Something as commonplace as diarrhea occurs for multiple reasons.

Types Of Diarrhea And Their Causes

When lactose-intolerant people drink milk, they get diarrhea. When we eat unhygienic food, we get diarrhea. In some rare cases, we have prolonged bouts of diarrhea when there is a more serious problem, like cholera.

Osmotic Diarrhea

The lactose-intolerant type of diarrhea is called osmotic diarrhea.

Lactose, the predominant sugar in milk, holds water molecules. In someone who doesn’t have lactose intolerance, the enzyme lactase will break down lactose into glucose and galactose (the smaller sugars that makeup lactose), which the cells can absorb. Along with these sugars, sodium and water are absorbed, which means drinking milk can also hydrate you.

Diarrhea Stomach pain
Bacteria, parasites, or viruses cause most cases of diarrhea. (Photo Credit : Pixabay)

However, lactose intolerant individuals can’t break down lactose because they lack the lactase enzyme. Cells in the small intestine cannot absorb lactose whole, so the lactose retains the water, making the resultant poop watery.

Such diarrhea, fortunately, only lasts as long as the food remains in the system. Once the milk or salt has left the system and the person has fasted for a while, the problem usually resolves.

Diarrhea Due To Bacterial Infection

The gut, when threatened with a nasty pathogenic bacteria (that has either reached your stomach via food or water) triggers a set of abnormal reactions within the stomach, and a sophisticated suite of nerves (present in the gut) snap into action. This ‘threat’ signal is transmitted to the brain, which hits the ‘emergency’ button and orders the gut to flush everything out ASAP. Water and other fluids mix with the ‘bad food’ and hasten the exit process of the food from the body.

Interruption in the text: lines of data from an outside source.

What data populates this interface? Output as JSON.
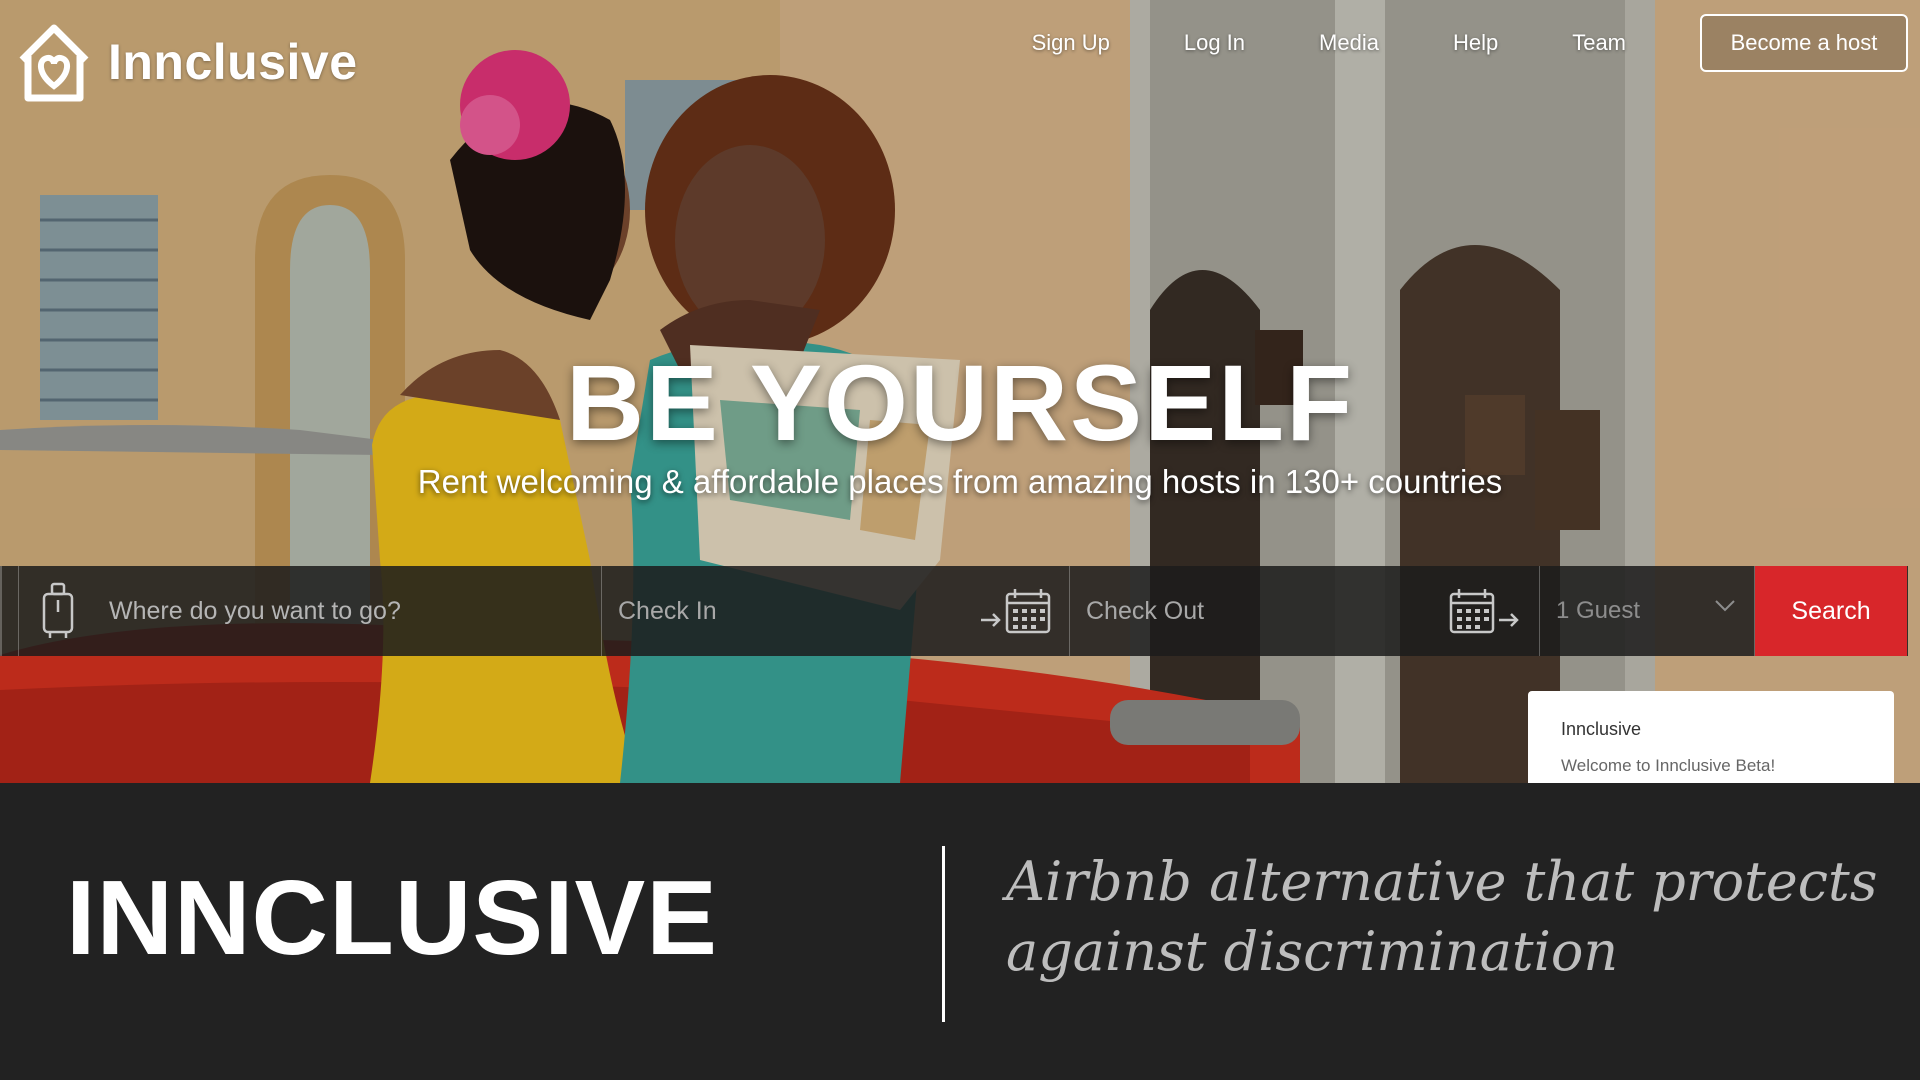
{
  "brand": {
    "name": "Innclusive"
  },
  "nav": {
    "links": [
      "Sign Up",
      "Log In",
      "Media",
      "Help",
      "Team"
    ],
    "host_button": "Become a host"
  },
  "hero": {
    "headline": "BE YOURSELF",
    "subheadline": "Rent welcoming & affordable places from amazing hosts in 130+ countries"
  },
  "search": {
    "where_placeholder": "Where do you want to go?",
    "check_in_placeholder": "Check In",
    "check_out_placeholder": "Check Out",
    "guests_value": "1 Guest",
    "button_label": "Search",
    "accent_color": "#d8262a"
  },
  "notification": {
    "title": "Innclusive",
    "body": "Welcome to Innclusive Beta!"
  },
  "caption": {
    "title": "INNCLUSIVE",
    "tagline": "Airbnb alternative that protects against discrimination"
  }
}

Pathogens like Salmonella and Giardia can cause inflammation, which can destroy the protective barriers of the gut. The gut secretes mucus, proteins, and other factors to protect itself. This increases the volume of poop, and, together with damaged cells not being able to absorb water and nutrients, we get a bad case of diarrhea.

Secretory Diarrhea

The pathogen Vibrio cholera that causes cholera works in a slightly different manner. It hijacks the intestinal cell’s machinery and forces it to release large amounts of water. All that water results in large amounts of diarrhea. This is called secretory diarrhea since the gut “secretes” water. Several laxatives, such as antacids and Milk of Magnesia, draw water from the body into the bowel, loosening stool.

The gut is lined with a layer of mucus (similar to the slimy stuff you find in your nose) and a layer of epithelial cells. This layer protects the gut from pathogens and pro-inflammatory molecules and is key to the absorption of electrolytes.

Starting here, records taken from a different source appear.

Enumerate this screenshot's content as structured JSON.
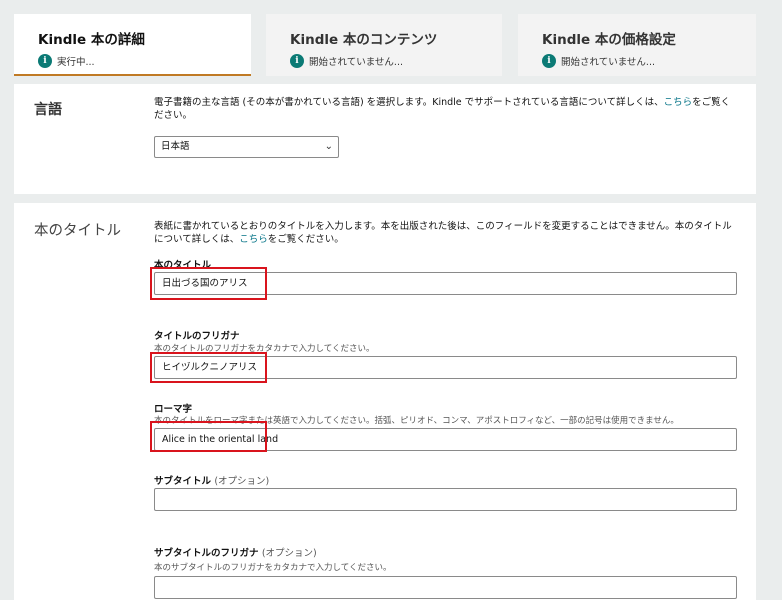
{
  "tabs": [
    {
      "title": "Kindle 本の詳細",
      "status": "実行中..."
    },
    {
      "title": "Kindle 本のコンテンツ",
      "status": "開始されていません..."
    },
    {
      "title": "Kindle 本の価格設定",
      "status": "開始されていません..."
    }
  ],
  "info_icon_glyph": "i",
  "language_section": {
    "label": "言語",
    "desc_before": "電子書籍の主な言語 (その本が書かれている言語) を選択します。Kindle でサポートされている言語について詳しくは、",
    "desc_link": "こちら",
    "desc_after": "をご覧ください。",
    "selected_language": "日本語"
  },
  "title_section": {
    "label": "本のタイトル",
    "desc_before": "表紙に書かれているとおりのタイトルを入力します。本を出版された後は、このフィールドを変更することはできません。本のタイトルについて詳しくは、",
    "desc_link": "こちら",
    "desc_after": "をご覧ください。",
    "fields": {
      "title": {
        "label": "本のタイトル",
        "value": "日出づる国のアリス"
      },
      "furigana": {
        "label": "タイトルのフリガナ",
        "help": "本のタイトルのフリガナをカタカナで入力してください。",
        "value": "ヒイヅルクニノアリス"
      },
      "romaji": {
        "label": "ローマ字",
        "help": "本のタイトルをローマ字または英語で入力してください。括弧、ピリオド、コンマ、アポストロフィなど、一部の記号は使用できません。",
        "value": "Alice in the oriental land"
      },
      "subtitle": {
        "label": "サブタイトル",
        "optional": "(オプション)",
        "value": ""
      },
      "subtitle_furigana": {
        "label": "サブタイトルのフリガナ",
        "optional": "(オプション)",
        "help": "本のサブタイトルのフリガナをカタカナで入力してください。",
        "value": ""
      }
    }
  },
  "colors": {
    "accent_tab_underline": "#c07a24",
    "info_icon": "#0b7a75",
    "link": "#007185",
    "highlight_box": "#d9141d"
  }
}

Damage to this lining, either due to stress, diabetes, or a food allergy, can cause water and electrolytes to leak into the gut and out of the body, leading to diarrhea.

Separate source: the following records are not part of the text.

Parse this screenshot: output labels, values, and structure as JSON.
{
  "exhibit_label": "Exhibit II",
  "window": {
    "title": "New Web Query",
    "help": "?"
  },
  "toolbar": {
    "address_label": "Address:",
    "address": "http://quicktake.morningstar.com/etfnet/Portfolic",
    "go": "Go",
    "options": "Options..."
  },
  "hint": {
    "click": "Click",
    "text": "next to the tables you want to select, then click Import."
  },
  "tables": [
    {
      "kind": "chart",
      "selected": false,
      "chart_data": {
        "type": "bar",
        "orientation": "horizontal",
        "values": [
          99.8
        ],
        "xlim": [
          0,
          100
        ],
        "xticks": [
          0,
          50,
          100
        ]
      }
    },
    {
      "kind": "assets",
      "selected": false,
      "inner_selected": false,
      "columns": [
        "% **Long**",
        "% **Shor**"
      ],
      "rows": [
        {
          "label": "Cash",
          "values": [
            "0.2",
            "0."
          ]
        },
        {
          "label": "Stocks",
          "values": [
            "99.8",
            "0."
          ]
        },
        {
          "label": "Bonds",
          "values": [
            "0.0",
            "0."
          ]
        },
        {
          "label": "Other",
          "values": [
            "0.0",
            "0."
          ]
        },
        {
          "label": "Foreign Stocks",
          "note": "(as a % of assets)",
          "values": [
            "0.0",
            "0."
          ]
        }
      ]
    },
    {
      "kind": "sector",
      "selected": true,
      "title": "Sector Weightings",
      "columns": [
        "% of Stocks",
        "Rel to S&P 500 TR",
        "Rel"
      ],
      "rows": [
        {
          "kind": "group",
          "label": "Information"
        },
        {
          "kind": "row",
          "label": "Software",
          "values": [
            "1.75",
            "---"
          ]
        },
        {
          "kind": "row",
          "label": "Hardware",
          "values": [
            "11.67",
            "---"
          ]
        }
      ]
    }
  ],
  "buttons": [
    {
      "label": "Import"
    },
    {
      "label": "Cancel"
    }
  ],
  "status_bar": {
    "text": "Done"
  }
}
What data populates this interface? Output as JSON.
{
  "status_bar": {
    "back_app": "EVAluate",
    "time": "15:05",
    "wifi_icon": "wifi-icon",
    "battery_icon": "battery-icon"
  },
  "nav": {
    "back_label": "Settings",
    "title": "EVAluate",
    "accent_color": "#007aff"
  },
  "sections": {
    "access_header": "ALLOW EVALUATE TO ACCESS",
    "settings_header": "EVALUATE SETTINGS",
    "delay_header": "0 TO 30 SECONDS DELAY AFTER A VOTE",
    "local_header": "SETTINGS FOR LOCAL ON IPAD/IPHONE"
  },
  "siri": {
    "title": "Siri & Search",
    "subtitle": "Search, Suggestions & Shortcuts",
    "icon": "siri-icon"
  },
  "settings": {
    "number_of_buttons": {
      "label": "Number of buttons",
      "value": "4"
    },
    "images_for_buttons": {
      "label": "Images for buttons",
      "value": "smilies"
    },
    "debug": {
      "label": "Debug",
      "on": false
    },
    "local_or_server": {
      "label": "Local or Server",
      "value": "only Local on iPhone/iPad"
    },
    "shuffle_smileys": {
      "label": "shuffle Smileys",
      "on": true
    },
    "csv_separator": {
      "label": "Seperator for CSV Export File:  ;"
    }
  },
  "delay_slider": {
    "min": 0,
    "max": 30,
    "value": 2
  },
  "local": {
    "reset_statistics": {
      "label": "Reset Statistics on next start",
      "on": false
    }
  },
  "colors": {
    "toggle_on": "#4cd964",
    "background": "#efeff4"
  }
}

Diarrhea Occurs Because Of Deranged Motility Of The Gut

Digested food in our gut doesn’t just sprout legs and begin to move along. Smooth muscles that line the digestive tract contract and relax, pushing the food ahead. This muscular propulsion (called peristalsis) is coordinated by the gut’s very own nervous system, the enteric nervous system (ENS), along with the brain.

Deranged motility is when the muscle propulsion system of the gut is thrown into disarray. We still don’t know why and how this happens; the ENS and its interactions with the gut, controlled through hormones and other chemical messengers, are quite complex.

Deranged motility could accompany other types of diarrhea. In more serious cases such as diabetes mellitus and IBS, deranged motility seems to be central to the gut’s unwanted behavior.

Not sure if fart or diarrhea oops meme

Considering all this, if you try to estimate the exact cause of your diarrhea, you may never find an answer. In some cases, there might be one simple reason that fits into a classification, but usually, several factors may contribute to your discomfort. Importantly, if such an ongoing condition is not treated properly and swiftly, it could become a life-threatening symptom!

So, make sure to consult your doctor and take care of yourself.